Commission des lois constitutionnelles, de législation, du suffrage universel, du Règlement et d'administration générale — Réunion du 13 décembre 2017 à 10h10
Projet de loi portant diverses dispositions d'adaptation au droit de l'union européenne dans le domaine de la sécurité — Examen du rapport et du texte de la commission

Photo de Philippe BonnecarrerePhilippe Bonnecarrere, rapporteur :

Le texte que nous examinons porte en réalité sur trois sujets distincts : le combat pour la cybersécurité, la lutte contre le trafic d'armes et le système européen de positionnement par satellites Galileo.

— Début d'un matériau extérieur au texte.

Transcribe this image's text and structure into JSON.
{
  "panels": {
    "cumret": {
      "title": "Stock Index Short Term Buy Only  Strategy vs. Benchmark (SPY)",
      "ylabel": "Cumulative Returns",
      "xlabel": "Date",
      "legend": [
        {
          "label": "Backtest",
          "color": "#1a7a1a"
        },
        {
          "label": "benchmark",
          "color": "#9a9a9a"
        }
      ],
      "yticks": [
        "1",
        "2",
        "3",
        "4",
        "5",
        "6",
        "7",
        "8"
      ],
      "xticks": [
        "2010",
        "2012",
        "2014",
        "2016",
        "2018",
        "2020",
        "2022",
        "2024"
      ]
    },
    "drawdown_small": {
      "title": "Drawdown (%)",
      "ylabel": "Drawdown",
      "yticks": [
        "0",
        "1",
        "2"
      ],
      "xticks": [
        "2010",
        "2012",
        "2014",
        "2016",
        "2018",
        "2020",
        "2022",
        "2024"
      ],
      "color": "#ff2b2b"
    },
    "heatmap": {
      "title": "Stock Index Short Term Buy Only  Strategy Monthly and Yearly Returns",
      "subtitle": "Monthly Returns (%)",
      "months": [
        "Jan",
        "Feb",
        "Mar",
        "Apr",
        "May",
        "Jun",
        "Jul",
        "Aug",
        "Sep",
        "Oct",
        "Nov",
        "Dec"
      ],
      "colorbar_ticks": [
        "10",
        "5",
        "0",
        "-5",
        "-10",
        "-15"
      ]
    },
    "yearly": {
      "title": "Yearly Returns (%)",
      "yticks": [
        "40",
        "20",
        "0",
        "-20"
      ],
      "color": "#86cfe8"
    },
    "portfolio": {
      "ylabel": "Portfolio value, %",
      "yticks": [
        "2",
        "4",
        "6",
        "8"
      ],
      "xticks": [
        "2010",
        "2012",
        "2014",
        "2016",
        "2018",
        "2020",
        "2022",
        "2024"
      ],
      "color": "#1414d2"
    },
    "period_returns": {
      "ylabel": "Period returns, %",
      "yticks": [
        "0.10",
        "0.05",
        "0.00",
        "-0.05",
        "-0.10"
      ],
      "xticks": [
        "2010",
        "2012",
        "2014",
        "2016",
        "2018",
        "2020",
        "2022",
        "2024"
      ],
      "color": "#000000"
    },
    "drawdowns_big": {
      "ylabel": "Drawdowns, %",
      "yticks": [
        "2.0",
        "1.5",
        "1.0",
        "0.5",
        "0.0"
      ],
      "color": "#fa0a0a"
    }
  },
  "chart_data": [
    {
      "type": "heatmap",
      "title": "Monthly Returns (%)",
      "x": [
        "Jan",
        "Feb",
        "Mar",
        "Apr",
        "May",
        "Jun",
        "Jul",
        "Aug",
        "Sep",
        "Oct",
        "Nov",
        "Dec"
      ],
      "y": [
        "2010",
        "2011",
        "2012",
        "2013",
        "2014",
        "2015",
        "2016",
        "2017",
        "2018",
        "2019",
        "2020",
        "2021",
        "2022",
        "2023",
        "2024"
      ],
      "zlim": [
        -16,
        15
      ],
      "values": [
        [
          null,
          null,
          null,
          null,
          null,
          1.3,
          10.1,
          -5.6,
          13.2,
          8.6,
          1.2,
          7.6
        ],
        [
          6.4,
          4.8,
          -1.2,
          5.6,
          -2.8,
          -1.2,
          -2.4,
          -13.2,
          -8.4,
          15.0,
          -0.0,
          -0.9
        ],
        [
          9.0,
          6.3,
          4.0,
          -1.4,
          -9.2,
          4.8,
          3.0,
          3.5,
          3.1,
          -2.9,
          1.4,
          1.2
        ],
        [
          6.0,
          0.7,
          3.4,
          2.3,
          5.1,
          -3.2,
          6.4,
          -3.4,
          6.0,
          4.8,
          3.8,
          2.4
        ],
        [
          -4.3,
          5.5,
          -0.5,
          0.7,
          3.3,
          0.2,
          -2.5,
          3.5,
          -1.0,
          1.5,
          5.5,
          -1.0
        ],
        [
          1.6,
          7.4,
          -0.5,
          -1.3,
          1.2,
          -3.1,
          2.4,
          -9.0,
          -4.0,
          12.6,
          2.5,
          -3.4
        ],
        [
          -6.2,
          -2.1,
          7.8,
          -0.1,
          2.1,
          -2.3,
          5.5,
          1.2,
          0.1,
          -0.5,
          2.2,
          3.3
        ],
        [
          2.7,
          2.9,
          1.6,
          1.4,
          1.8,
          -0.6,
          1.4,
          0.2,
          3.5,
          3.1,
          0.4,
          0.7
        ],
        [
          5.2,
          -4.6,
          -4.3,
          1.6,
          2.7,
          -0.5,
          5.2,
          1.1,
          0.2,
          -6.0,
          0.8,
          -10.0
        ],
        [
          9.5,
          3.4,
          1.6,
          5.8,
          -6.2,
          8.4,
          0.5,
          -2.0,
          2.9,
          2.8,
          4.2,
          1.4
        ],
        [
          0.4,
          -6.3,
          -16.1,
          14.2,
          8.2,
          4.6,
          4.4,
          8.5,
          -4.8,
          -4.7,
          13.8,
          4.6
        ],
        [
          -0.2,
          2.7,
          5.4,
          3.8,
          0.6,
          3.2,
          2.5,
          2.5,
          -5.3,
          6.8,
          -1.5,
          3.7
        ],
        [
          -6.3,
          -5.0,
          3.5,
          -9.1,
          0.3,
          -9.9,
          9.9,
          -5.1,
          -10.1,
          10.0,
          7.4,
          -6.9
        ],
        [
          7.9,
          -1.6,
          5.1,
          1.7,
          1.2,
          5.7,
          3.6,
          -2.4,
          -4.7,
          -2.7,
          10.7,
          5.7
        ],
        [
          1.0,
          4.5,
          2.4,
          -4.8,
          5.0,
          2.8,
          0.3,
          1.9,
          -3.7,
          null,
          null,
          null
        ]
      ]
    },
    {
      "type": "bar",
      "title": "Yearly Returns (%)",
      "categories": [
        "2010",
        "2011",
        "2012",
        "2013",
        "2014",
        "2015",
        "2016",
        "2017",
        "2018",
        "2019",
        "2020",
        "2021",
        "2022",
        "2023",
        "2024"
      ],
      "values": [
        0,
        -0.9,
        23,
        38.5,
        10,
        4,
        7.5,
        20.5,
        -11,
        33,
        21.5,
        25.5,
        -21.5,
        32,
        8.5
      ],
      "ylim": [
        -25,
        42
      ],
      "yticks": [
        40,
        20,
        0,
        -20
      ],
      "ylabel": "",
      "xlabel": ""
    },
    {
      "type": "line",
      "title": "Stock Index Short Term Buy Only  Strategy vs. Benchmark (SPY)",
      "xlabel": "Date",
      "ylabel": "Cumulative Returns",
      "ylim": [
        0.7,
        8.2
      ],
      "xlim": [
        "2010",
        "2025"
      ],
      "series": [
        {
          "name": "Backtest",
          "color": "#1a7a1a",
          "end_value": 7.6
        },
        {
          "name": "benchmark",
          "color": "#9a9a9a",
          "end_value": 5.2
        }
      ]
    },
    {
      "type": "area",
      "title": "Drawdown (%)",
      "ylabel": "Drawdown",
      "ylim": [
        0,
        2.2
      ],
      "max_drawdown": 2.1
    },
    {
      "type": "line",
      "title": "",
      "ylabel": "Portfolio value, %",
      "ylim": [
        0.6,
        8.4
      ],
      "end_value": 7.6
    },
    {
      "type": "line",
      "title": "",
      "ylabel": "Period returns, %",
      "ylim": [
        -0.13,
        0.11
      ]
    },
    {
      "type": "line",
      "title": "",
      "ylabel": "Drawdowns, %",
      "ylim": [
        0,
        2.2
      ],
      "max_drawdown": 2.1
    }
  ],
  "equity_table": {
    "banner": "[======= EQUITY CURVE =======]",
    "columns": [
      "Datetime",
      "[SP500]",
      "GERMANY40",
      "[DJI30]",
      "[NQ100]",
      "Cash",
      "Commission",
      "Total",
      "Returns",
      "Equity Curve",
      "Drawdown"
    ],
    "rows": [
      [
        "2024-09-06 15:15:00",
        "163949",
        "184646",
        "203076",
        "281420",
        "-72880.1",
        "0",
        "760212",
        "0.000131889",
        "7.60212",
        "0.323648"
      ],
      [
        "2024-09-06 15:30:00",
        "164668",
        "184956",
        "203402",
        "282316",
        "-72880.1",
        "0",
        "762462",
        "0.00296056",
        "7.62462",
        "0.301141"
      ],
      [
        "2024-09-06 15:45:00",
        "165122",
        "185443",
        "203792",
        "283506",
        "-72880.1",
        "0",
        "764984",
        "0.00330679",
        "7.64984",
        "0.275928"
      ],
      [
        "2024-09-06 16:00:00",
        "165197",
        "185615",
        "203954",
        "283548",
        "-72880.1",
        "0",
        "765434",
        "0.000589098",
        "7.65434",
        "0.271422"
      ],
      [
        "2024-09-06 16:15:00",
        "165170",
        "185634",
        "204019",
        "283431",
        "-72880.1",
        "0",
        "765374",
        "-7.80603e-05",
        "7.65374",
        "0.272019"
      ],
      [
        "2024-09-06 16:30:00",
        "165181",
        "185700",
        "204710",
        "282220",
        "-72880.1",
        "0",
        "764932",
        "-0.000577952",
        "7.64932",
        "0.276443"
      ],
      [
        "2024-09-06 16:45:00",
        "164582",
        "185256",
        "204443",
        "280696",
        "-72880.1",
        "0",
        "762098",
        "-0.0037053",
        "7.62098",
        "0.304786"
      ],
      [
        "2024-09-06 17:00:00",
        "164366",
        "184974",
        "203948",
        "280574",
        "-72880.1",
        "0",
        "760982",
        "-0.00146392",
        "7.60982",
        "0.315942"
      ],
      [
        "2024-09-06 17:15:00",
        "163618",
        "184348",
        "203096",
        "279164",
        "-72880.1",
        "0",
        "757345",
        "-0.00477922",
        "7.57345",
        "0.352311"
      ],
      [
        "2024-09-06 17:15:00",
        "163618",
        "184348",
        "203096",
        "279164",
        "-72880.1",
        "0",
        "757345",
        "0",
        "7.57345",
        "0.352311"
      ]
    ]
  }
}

Le volet relatif à la cybersécurité vise à transposer la directive européenne Network and Information Security, dite NIS, du 6 juillet 2016 - dont la date maximale de transposition est le 9 mai 2018 - qui définit des règles minimales communes dans ce domaine pour certaines entreprises sensibles. Le dispositif qui nous est présenté me semble adapté, si ce n'est que son coût sera supérieur aux estimations de l'étude d'impact.

La directive de lutte contre le trafic d'armes, adoptée le 17 mai 2017, doit être transposée avant le 14 septembre 2018. À part des précisions sur les armureries et la vente par correspondance, elle ne mérite pas d'honneurs particuliers, dans la mesure où elle ne traite que des personnes qui s'inscrivent dans un cadre légal et ne s'attaque pas à la problématique du trafic illicite. Cette dernière question est abordée dans d'autres textes européens, notamment un règlement de 2015 qui harmonise les dispositions relatives à la neutralisation des armes de guerre et un texte de 2013, intégré à notre droit par un décret d'août 2017, encadrant la vente des substances pouvant servir à la fabrication d'explosifs.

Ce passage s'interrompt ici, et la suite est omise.